What activity is it? Well, it depends on the reference you consult.
Wordnik defines it as a type of activity used to gain time:
To act like Penelope, the wife of Ulysses, when she was pressed by the suitors; pull work to pieces in order to do it over again, for the purpose of gaining time.The Phrontistery, on the other hand limits the meaning:
to create work as an excuse to deter suitorsTo me this misses the point, because it was in the pulling out that Penelope gained time.

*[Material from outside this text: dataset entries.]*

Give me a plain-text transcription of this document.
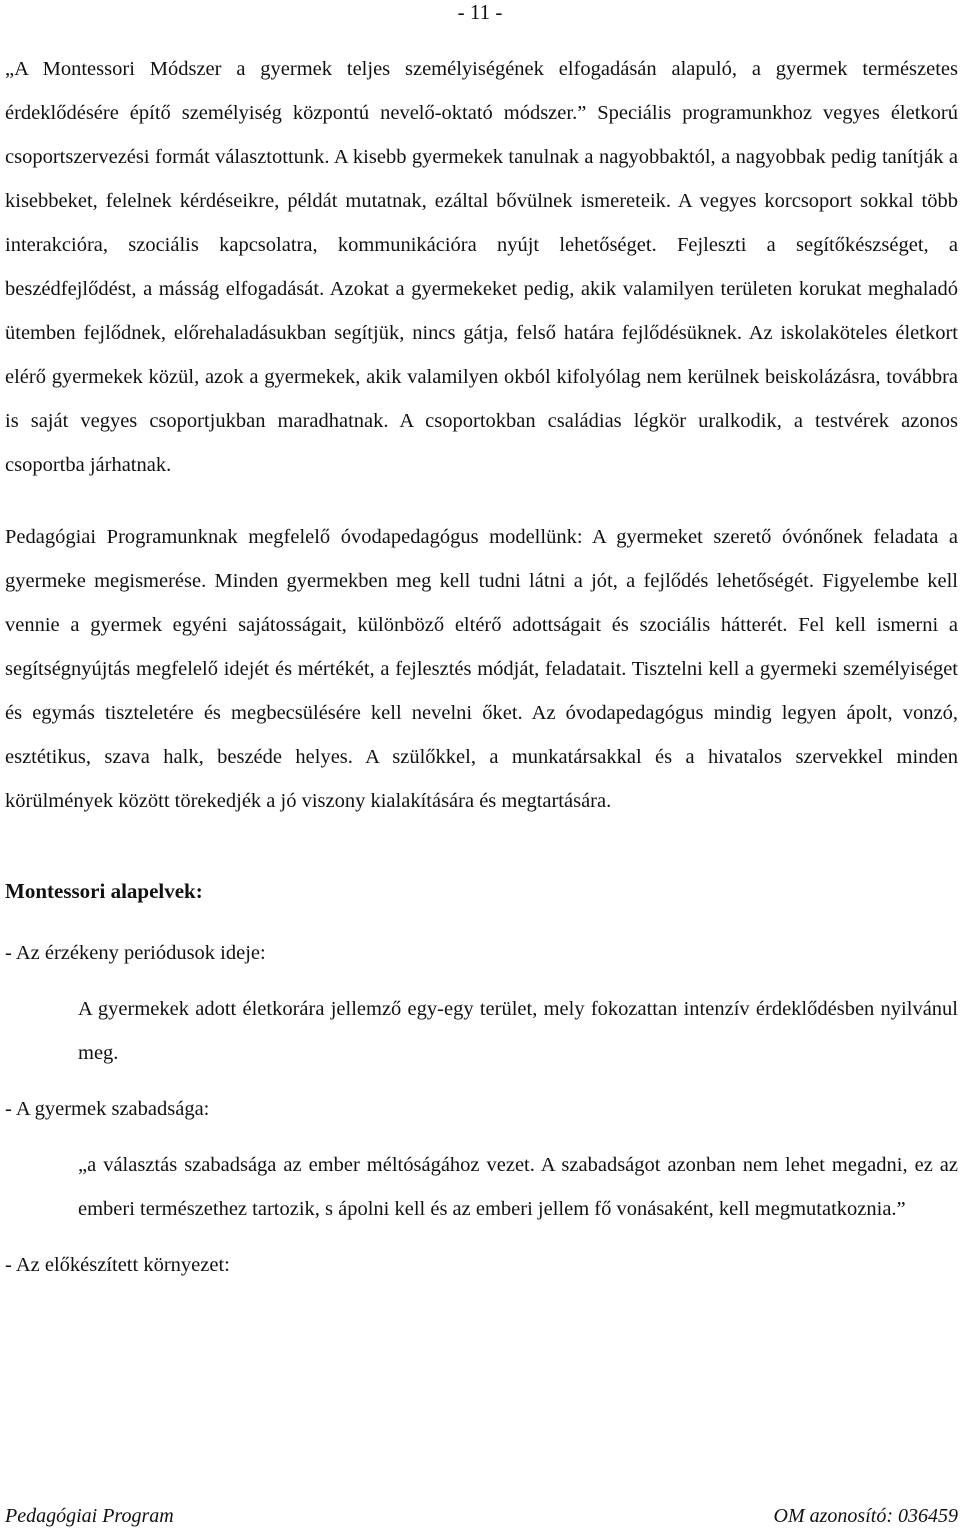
- 11 -

„A Montessori Módszer a gyermek teljes személyiségének elfogadásán alapuló, a gyermek természetes érdeklődésére építő személyiség központú nevelő-oktató módszer.” Speciális programunkhoz vegyes életkorú csoportszervezési formát választottunk. A kisebb gyermekek tanulnak a nagyobbaktól, a nagyobbak pedig tanítják a kisebbeket, felelnek kérdéseikre, példát mutatnak, ezáltal bővülnek ismereteik. A vegyes korcsoport sokkal több interakcióra, szociális kapcsolatra, kommunikációra nyújt lehetőséget. Fejleszti a segítőkészséget, a beszédfejlődést, a másság elfogadását. Azokat a gyermekeket pedig, akik valamilyen területen korukat meghaladó ütemben fejlődnek, előrehaladásukban segítjük, nincs gátja, felső határa fejlődésüknek. Az iskolaköteles életkort elérő gyermekek közül, azok a gyermekek, akik valamilyen okból kifolyólag nem kerülnek beiskolázásra, továbbra is saját vegyes csoportjukban maradhatnak. A csoportokban családias légkör uralkodik, a testvérek azonos csoportba járhatnak.

Pedagógiai Programunknak megfelelő óvodapedagógus modellünk: A gyermeket szerető óvónőnek feladata a gyermeke megismerése. Minden gyermekben meg kell tudni látni a jót, a fejlődés lehetőségét. Figyelembe kell vennie a gyermek egyéni sajátosságait, különböző eltérő adottságait és szociális hátterét. Fel kell ismerni a segítségnyújtás megfelelő idejét és mértékét, a fejlesztés módját, feladatait. Tisztelni kell a gyermeki személyiséget és egymás tiszteletére és megbecsülésére kell nevelni őket. Az óvodapedagógus mindig legyen ápolt, vonzó, esztétikus, szava halk, beszéde helyes. A szülőkkel, a munkatársakkal és a hivatalos szervekkel minden körülmények között törekedjék a jó viszony kialakítására és megtartására.

Montessori alapelvek:

- Az érzékeny periódusok ideje:

A gyermekek adott életkorára jellemző egy-egy terület, mely fokozattan intenzív érdeklődésben nyilvánul meg.

- A gyermek szabadsága:

„a választás szabadsága az ember méltóságához vezet. A szabadságot azonban nem lehet megadni, ez az emberi természethez tartozik, s ápolni kell és az emberi jellem fő vonásaként, kell megmutatkoznia.”

- Az előkészített környezet:

Pedagógiai Program	OM azonosító: 036459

Here's what Gitte said about the word:
the little known but very useful and possibly writerly relevant verb 'to penelopise' , meaning to undo one's work to gain time, derived from "Penelope", the wife of Odysseus. After the Greek hero was declared MIA whilst returning from the siege of Troy, many power hungry suitors approached his wife Penelope and pressed her to marry again. Certain that her hubby would return at any moment, she said she'd marry one of the suitors once she finished weaving a certain tapestry, but she would weave away all night and then undo her night's work in morning to keep the suitors hanging. Some scribes at the launch saw this as being a lot like writing all night only to hit the delete button come morning.That sure rang true to me. The delete button....If I continually redraft (aka penelopise), I will never finish a story, so I won't be able to send it out, so no-one will reject it for publication. Hmm...I think there's a fallacy in this logic.